An offer of a bun and a cup of hot tea sounded awfully good to Victor Gregg on that raw London day in October 1937—enticing enough to follow a recruiter back to his office and sign up for the British Army. “It was my 18th birthday,” recalls Gregg, now a hundred. “And you know, as far as I recall, I never did get that cup of tea.”
Instead he got a harrowing front-row seat to World War II, from start to finish. After qualifying as a sharpshooter, Gregg was posted briefly to India and was serving in Palestine when the war broke out in September 1939. He spent the next three years in the north African desert, on covert missions behind enemy lines. Later he became a paratrooper and took part in the invasion of Italy. In September 1944 he was dropped into the Battle of Arnhem—a failed Allied attempt to secure a bridge over the Rhine River.
“They told us it would be a walkover,” he recalls. “Instead, we ran into some Panzer divisions nobody seemed to have reckoned on.” The fighting was brutal, hand to hand, and the British paratroopers were overrun. Gregg was captured and sent to a labor camp near Dresden, Germany.

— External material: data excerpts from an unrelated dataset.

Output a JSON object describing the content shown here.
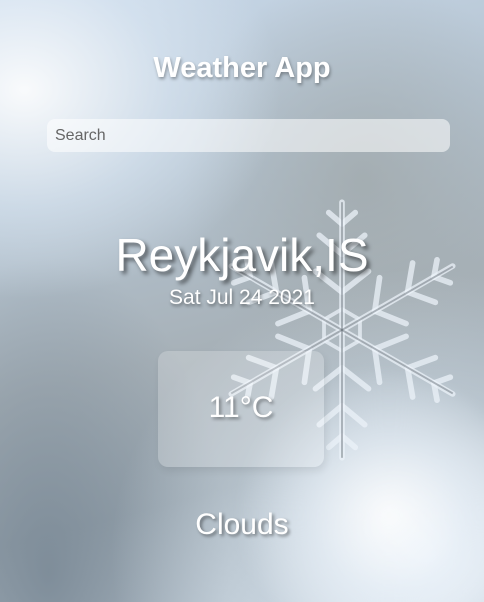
{
  "app": {
    "title": "Weather App"
  },
  "search": {
    "placeholder": "Search",
    "value": ""
  },
  "weather": {
    "location": "Reykjavik,IS",
    "date": "Sat Jul 24 2021",
    "temperature": "11°C",
    "condition": "Clouds"
  },
  "colors": {
    "text": "#ffffff"
  }
}
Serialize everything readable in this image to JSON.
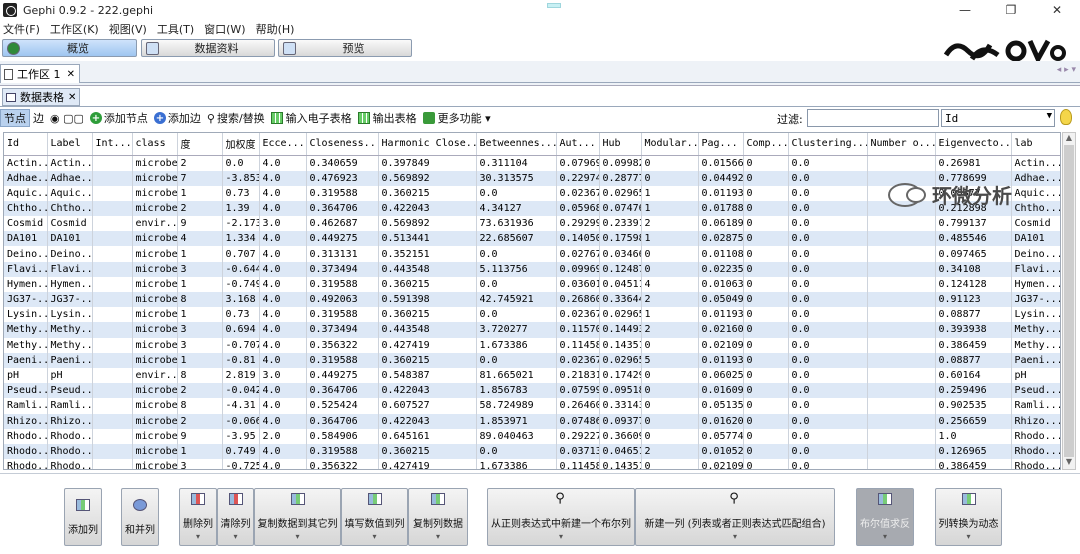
{
  "window": {
    "title": "Gephi 0.9.2 - 222.gephi",
    "minimize": "—",
    "maximize": "❐",
    "close": "✕"
  },
  "menu": [
    "文件(F)",
    "工作区(K)",
    "视图(V)",
    "工具(T)",
    "窗口(W)",
    "帮助(H)"
  ],
  "modes": [
    "概览",
    "数据资料",
    "预览"
  ],
  "workspace_tab": {
    "label": "工作区 1",
    "close": "✕",
    "arrows": "◂ ▸ ▾"
  },
  "panel_tab": {
    "label": "数据表格",
    "close": "✕"
  },
  "toolbar": {
    "nodes": "节点",
    "edges": "边",
    "add_node": "添加节点",
    "add_edge": "添加边",
    "search_replace": "搜索/替换",
    "import_spreadsheet": "输入电子表格",
    "export_table": "输出表格",
    "more_actions": "更多功能",
    "more_arrow": "▾",
    "filter_label": "过滤:",
    "filter_value": "",
    "filter_column": "Id"
  },
  "table": {
    "headers": [
      "Id",
      "Label",
      "Int...",
      "class",
      "度",
      "加权度",
      "Ecce...",
      "Closeness...",
      "Harmonic Close...",
      "Betweennes...",
      "Aut...",
      "Hub",
      "Modular...",
      "Pag...",
      "Comp...",
      "Clustering...",
      "Number o...",
      "Eigenvecto...",
      "lab"
    ],
    "rows": [
      [
        "Actin...",
        "Actin...",
        "",
        "microbe",
        "2",
        "0.0",
        "4.0",
        "0.340659",
        "0.397849",
        "0.311104",
        "0.079693",
        "0.099821",
        "0",
        "0.015664",
        "0",
        "0.0",
        "",
        "0.26981",
        "Actin..."
      ],
      [
        "Adhae...",
        "Adhae...",
        "",
        "microbe",
        "7",
        "-3.853",
        "4.0",
        "0.476923",
        "0.569892",
        "30.313575",
        "0.229749",
        "0.287776",
        "0",
        "0.044929",
        "0",
        "0.0",
        "",
        "0.778699",
        "Adhae..."
      ],
      [
        "Aquic...",
        "Aquic...",
        "",
        "microbe",
        "1",
        "0.73",
        "4.0",
        "0.319588",
        "0.360215",
        "0.0",
        "0.023671",
        "0.02965",
        "1",
        "0.011938",
        "0",
        "0.0",
        "",
        "0.08877",
        "Aquic..."
      ],
      [
        "Chtho...",
        "Chtho...",
        "",
        "microbe",
        "2",
        "1.39",
        "4.0",
        "0.364706",
        "0.422043",
        "4.34127",
        "0.059687",
        "0.074762",
        "1",
        "0.017881",
        "0",
        "0.0",
        "",
        "0.212898",
        "Chtho..."
      ],
      [
        "Cosmid",
        "Cosmid",
        "",
        "envir...",
        "9",
        "-2.173",
        "3.0",
        "0.462687",
        "0.569892",
        "73.631936",
        "0.292995",
        "0.233916",
        "2",
        "0.06189",
        "0",
        "0.0",
        "",
        "0.799137",
        "Cosmid"
      ],
      [
        "DA101",
        "DA101",
        "",
        "microbe",
        "4",
        "1.334",
        "4.0",
        "0.449275",
        "0.513441",
        "22.685607",
        "0.140502",
        "0.175988",
        "1",
        "0.028755",
        "0",
        "0.0",
        "",
        "0.485546",
        "DA101"
      ],
      [
        "Deino...",
        "Deino...",
        "",
        "microbe",
        "1",
        "0.707",
        "4.0",
        "0.313131",
        "0.352151",
        "0.0",
        "0.027672",
        "0.034661",
        "0",
        "0.011084",
        "0",
        "0.0",
        "",
        "0.097465",
        "Deino..."
      ],
      [
        "Flavi...",
        "Flavi...",
        "",
        "microbe",
        "3",
        "-0.644",
        "4.0",
        "0.373494",
        "0.443548",
        "5.113756",
        "0.099697",
        "0.124876",
        "0",
        "0.022352",
        "0",
        "0.0",
        "",
        "0.34108",
        "Flavi..."
      ],
      [
        "Hymen...",
        "Hymen...",
        "",
        "microbe",
        "1",
        "-0.749",
        "4.0",
        "0.319588",
        "0.360215",
        "0.0",
        "0.036016",
        "0.045112",
        "4",
        "0.010631",
        "0",
        "0.0",
        "",
        "0.124128",
        "Hymen..."
      ],
      [
        "JG37-...",
        "JG37-...",
        "",
        "microbe",
        "8",
        "3.168",
        "4.0",
        "0.492063",
        "0.591398",
        "42.745921",
        "0.268602",
        "0.336441",
        "2",
        "0.050499",
        "0",
        "0.0",
        "",
        "0.91123",
        "JG37-..."
      ],
      [
        "Lysin...",
        "Lysin...",
        "",
        "microbe",
        "1",
        "0.73",
        "4.0",
        "0.319588",
        "0.360215",
        "0.0",
        "0.023671",
        "0.02965",
        "1",
        "0.011938",
        "0",
        "0.0",
        "",
        "0.08877",
        "Lysin..."
      ],
      [
        "Methy...",
        "Methy...",
        "",
        "microbe",
        "3",
        "0.694",
        "4.0",
        "0.373494",
        "0.443548",
        "3.720277",
        "0.115709",
        "0.144933",
        "2",
        "0.021608",
        "0",
        "0.0",
        "",
        "0.393938",
        "Methy..."
      ],
      [
        "Methy...",
        "Methy...",
        "",
        "microbe",
        "3",
        "-0.707",
        "4.0",
        "0.356322",
        "0.427419",
        "1.673386",
        "0.11458",
        "0.143519",
        "0",
        "0.021092",
        "0",
        "0.0",
        "",
        "0.386459",
        "Methy..."
      ],
      [
        "Paeni...",
        "Paeni...",
        "",
        "microbe",
        "1",
        "-0.81",
        "4.0",
        "0.319588",
        "0.360215",
        "0.0",
        "0.023671",
        "0.02965",
        "5",
        "0.011938",
        "0",
        "0.0",
        "",
        "0.08877",
        "Paeni..."
      ],
      [
        "pH",
        "pH",
        "",
        "envir...",
        "8",
        "2.819",
        "3.0",
        "0.449275",
        "0.548387",
        "81.665021",
        "0.218317",
        "0.174296",
        "0",
        "0.06025",
        "0",
        "0.0",
        "",
        "0.60164",
        "pH"
      ],
      [
        "Pseud...",
        "Pseud...",
        "",
        "microbe",
        "2",
        "-0.042",
        "4.0",
        "0.364706",
        "0.422043",
        "1.856783",
        "0.07599",
        "0.095182",
        "0",
        "0.016097",
        "0",
        "0.0",
        "",
        "0.259496",
        "Pseud..."
      ],
      [
        "Ramli...",
        "Ramli...",
        "",
        "microbe",
        "8",
        "-4.31",
        "4.0",
        "0.525424",
        "0.607527",
        "58.724989",
        "0.264601",
        "0.33143",
        "0",
        "0.051352",
        "0",
        "0.0",
        "",
        "0.902535",
        "Ramli..."
      ],
      [
        "Rhizo...",
        "Rhizo...",
        "",
        "microbe",
        "2",
        "-0.066",
        "4.0",
        "0.364706",
        "0.422043",
        "1.853971",
        "0.074868",
        "0.093777",
        "0",
        "0.016201",
        "0",
        "0.0",
        "",
        "0.256659",
        "Rhizo..."
      ],
      [
        "Rhodo...",
        "Rhodo...",
        "",
        "microbe",
        "9",
        "-3.95",
        "2.0",
        "0.584906",
        "0.645161",
        "89.040463",
        "0.292273",
        "0.366091",
        "0",
        "0.057749",
        "0",
        "0.0",
        "",
        "1.0",
        "Rhodo..."
      ],
      [
        "Rhodo...",
        "Rhodo...",
        "",
        "microbe",
        "1",
        "0.749",
        "4.0",
        "0.319588",
        "0.360215",
        "0.0",
        "0.037137",
        "0.046517",
        "2",
        "0.010528",
        "0",
        "0.0",
        "",
        "0.126965",
        "Rhodo..."
      ],
      [
        "Rhodo...",
        "Rhodo...",
        "",
        "microbe",
        "3",
        "-0.725",
        "4.0",
        "0.356322",
        "0.427419",
        "1.673386",
        "0.11458",
        "0.143519",
        "0",
        "0.021092",
        "0",
        "0.0",
        "",
        "0.386459",
        "Rhodo..."
      ]
    ]
  },
  "bottom_buttons": [
    {
      "label": "添加列",
      "sub": ""
    },
    {
      "label": "和并列",
      "sub": ""
    },
    {
      "label": "删除列",
      "sub": "▾"
    },
    {
      "label": "清除列",
      "sub": "▾"
    },
    {
      "label": "复制数据到其它列",
      "sub": "▾"
    },
    {
      "label": "填写数值到列",
      "sub": "▾"
    },
    {
      "label": "复制列数据",
      "sub": "▾"
    },
    {
      "label": "从正则表达式中新建一个布尔列",
      "sub": "▾"
    },
    {
      "label": "新建一列 (列表或者正则表达式匹配组合)",
      "sub": "▾"
    },
    {
      "label": "布尔值求反",
      "sub": "▾"
    },
    {
      "label": "列转换为动态",
      "sub": "▾"
    }
  ],
  "watermark": "环微分析"
}
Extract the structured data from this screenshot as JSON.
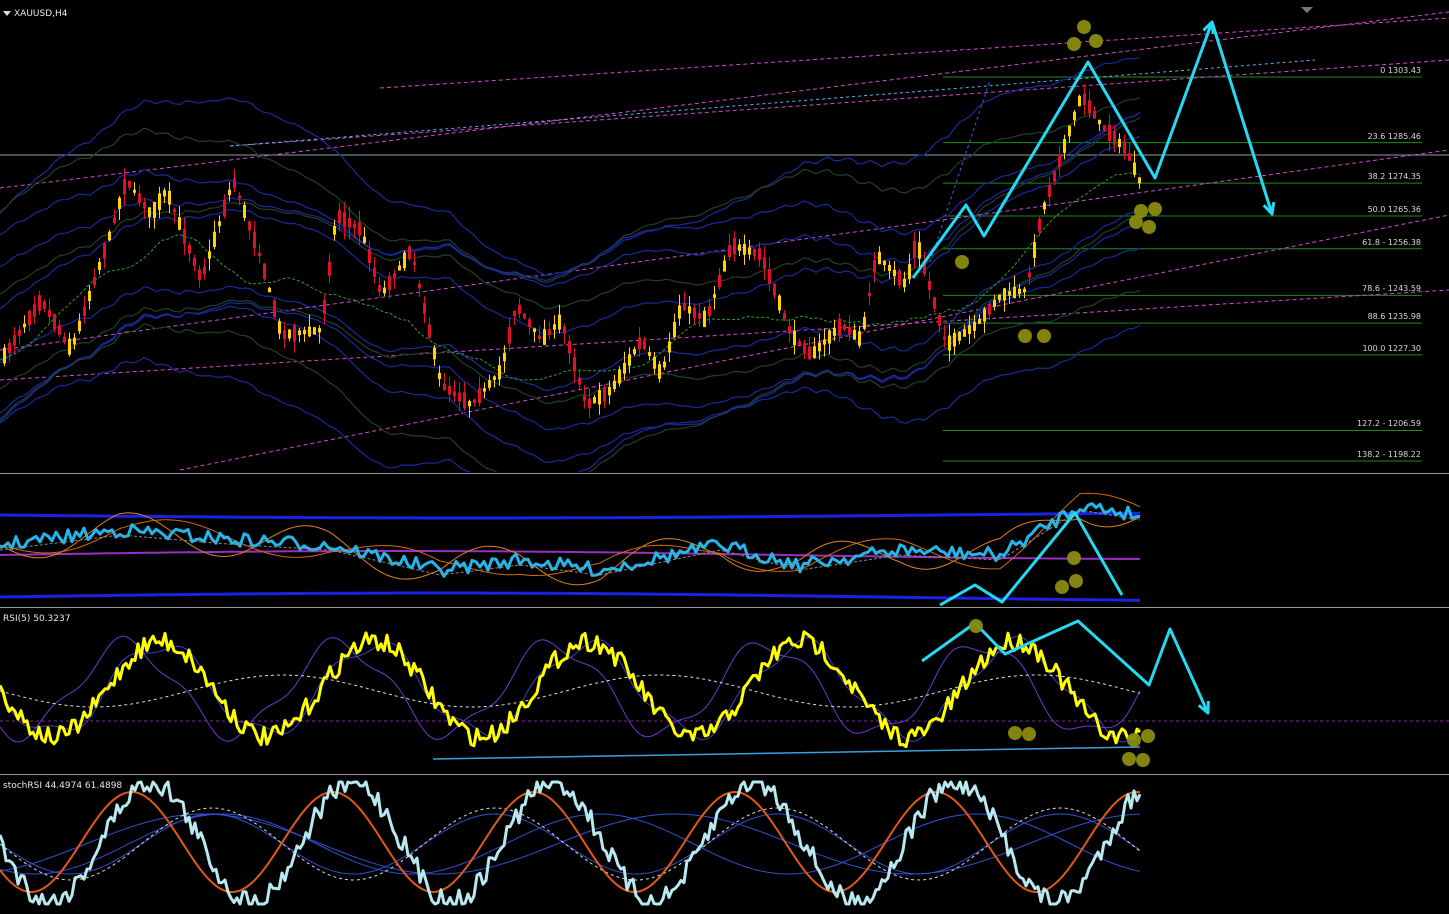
{
  "chart_title": "XAUUSD,H4",
  "rsi_title": "RSI(5) 50.3237",
  "stoch_title": "stochRSI 44.4974 61.4898",
  "colors": {
    "bull": "#ffd400",
    "bear": "#e0102a",
    "annotation": "#26d9f2",
    "fib_line": "#1e8c1e",
    "channel": "#d04ad0",
    "marker": "#8a8a10",
    "band": "#1a2a9a"
  },
  "chart_data": [
    {
      "type": "candlestick",
      "title": "XAUUSD,H4",
      "fibonacci_levels": [
        {
          "label": "0 1303.43",
          "pct": 0,
          "price": 1303.43
        },
        {
          "label": "23.6 1285.46",
          "pct": 23.6,
          "price": 1285.46
        },
        {
          "label": "38.2 1274.35",
          "pct": 38.2,
          "price": 1274.35
        },
        {
          "label": "50.0 1265.36",
          "pct": 50.0,
          "price": 1265.36
        },
        {
          "label": "61.8 - 1256.38",
          "pct": 61.8,
          "price": 1256.38
        },
        {
          "label": "78.6 - 1243.59",
          "pct": 78.6,
          "price": 1243.59
        },
        {
          "label": "88.6 1235.98",
          "pct": 88.6,
          "price": 1235.98
        },
        {
          "label": "100.0 1227.30",
          "pct": 100.0,
          "price": 1227.3
        },
        {
          "label": "127.2 - 1206.59",
          "pct": 127.2,
          "price": 1206.59
        },
        {
          "label": "138.2 - 1198.22",
          "pct": 138.2,
          "price": 1198.22
        }
      ]
    },
    {
      "type": "line",
      "title": "RSI(5) 50.3237",
      "value": 50.3237
    },
    {
      "type": "line",
      "title": "stochRSI 44.4974 61.4898",
      "values": [
        44.4974,
        61.4898
      ]
    }
  ]
}
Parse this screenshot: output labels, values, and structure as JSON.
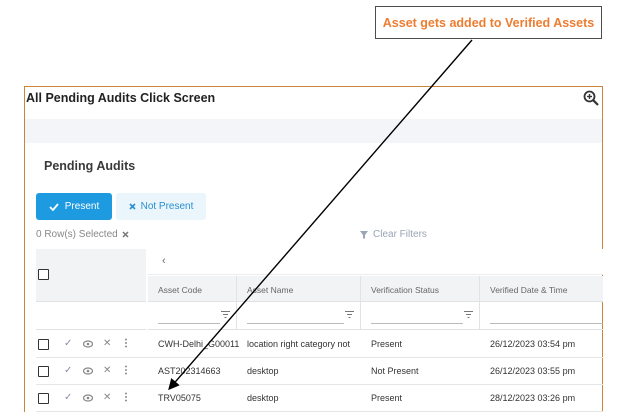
{
  "annotation": {
    "callout_text": "Asset gets added to Verified Assets"
  },
  "window": {
    "title": "All Pending Audits Click Screen"
  },
  "section": {
    "title": "Pending Audits"
  },
  "buttons": {
    "present_label": "Present",
    "not_present_label": "Not Present"
  },
  "toolbar": {
    "rows_selected": "0 Row(s) Selected",
    "clear_filters": "Clear Filters"
  },
  "table": {
    "columns": [
      "Asset Code",
      "Asset Name",
      "Verification Status",
      "Verified Date & Time"
    ],
    "rows": [
      {
        "asset_code": "CWH-Delhi_G00011",
        "asset_name": "location right category not",
        "status": "Present",
        "verified": "26/12/2023 03:54 pm"
      },
      {
        "asset_code": "AST202314663",
        "asset_name": "desktop",
        "status": "Not Present",
        "verified": "26/12/2023 03:55 pm"
      },
      {
        "asset_code": "TRV05075",
        "asset_name": "desktop",
        "status": "Present",
        "verified": "28/12/2023 03:26 pm"
      }
    ]
  },
  "colors": {
    "accent": "#1e9ae0",
    "callout_text": "#ed7d31",
    "frame_border": "#c9863a"
  }
}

That winter he made two unsuccessful escape attempts and as punishment was sent to work in a soap factory. He and another POW sabotaged the factory, causing it to burn to the ground—an act for which they were sentenced to death. “They transferred us to a prison in Dresden and told us we were to be shot the next morning,” Gregg said.
Fate intervened. That night British and American planes began raining firebombs on Dresden. The prison took a direct hit, and Gregg escaped through a broken wall. He says the horrors he saw over the next few days would haunt him for the rest of his life and fill him with guilt and shame. “Until then my war had been soldiers fighting other soldiers, but these were women and children, civilians,” he says. “I couldn’t believe it. We were supposed to be the good guys.”
Gregg escaped from Dresden in the aftermath of the bombing and made his way east to join the advancing Soviet Army. He was with them in Leipzig the day Germany surrendered.
After six years of living on the edge, he found it impossible to settle into postwar civilian life. He says he sought out risk and danger, whether it was riding motorcycles, doing clandestine work for the British intelligence agency MI6, or involving himself with underground pro-democracy movements behind the Iron Curtain.
Memories of Dresden proved to be a particularly heavy burden. But recently Gregg was invited there to give a talk about his experiences. In the audience was a woman in her early 80s who, as a young girl, had survived the Dresden bombing but lost a leg. As they spoke after his lecture, Gregg says, he found the inner peace he’d been seeking for decades. “Somehow, at last, I felt forgiven.”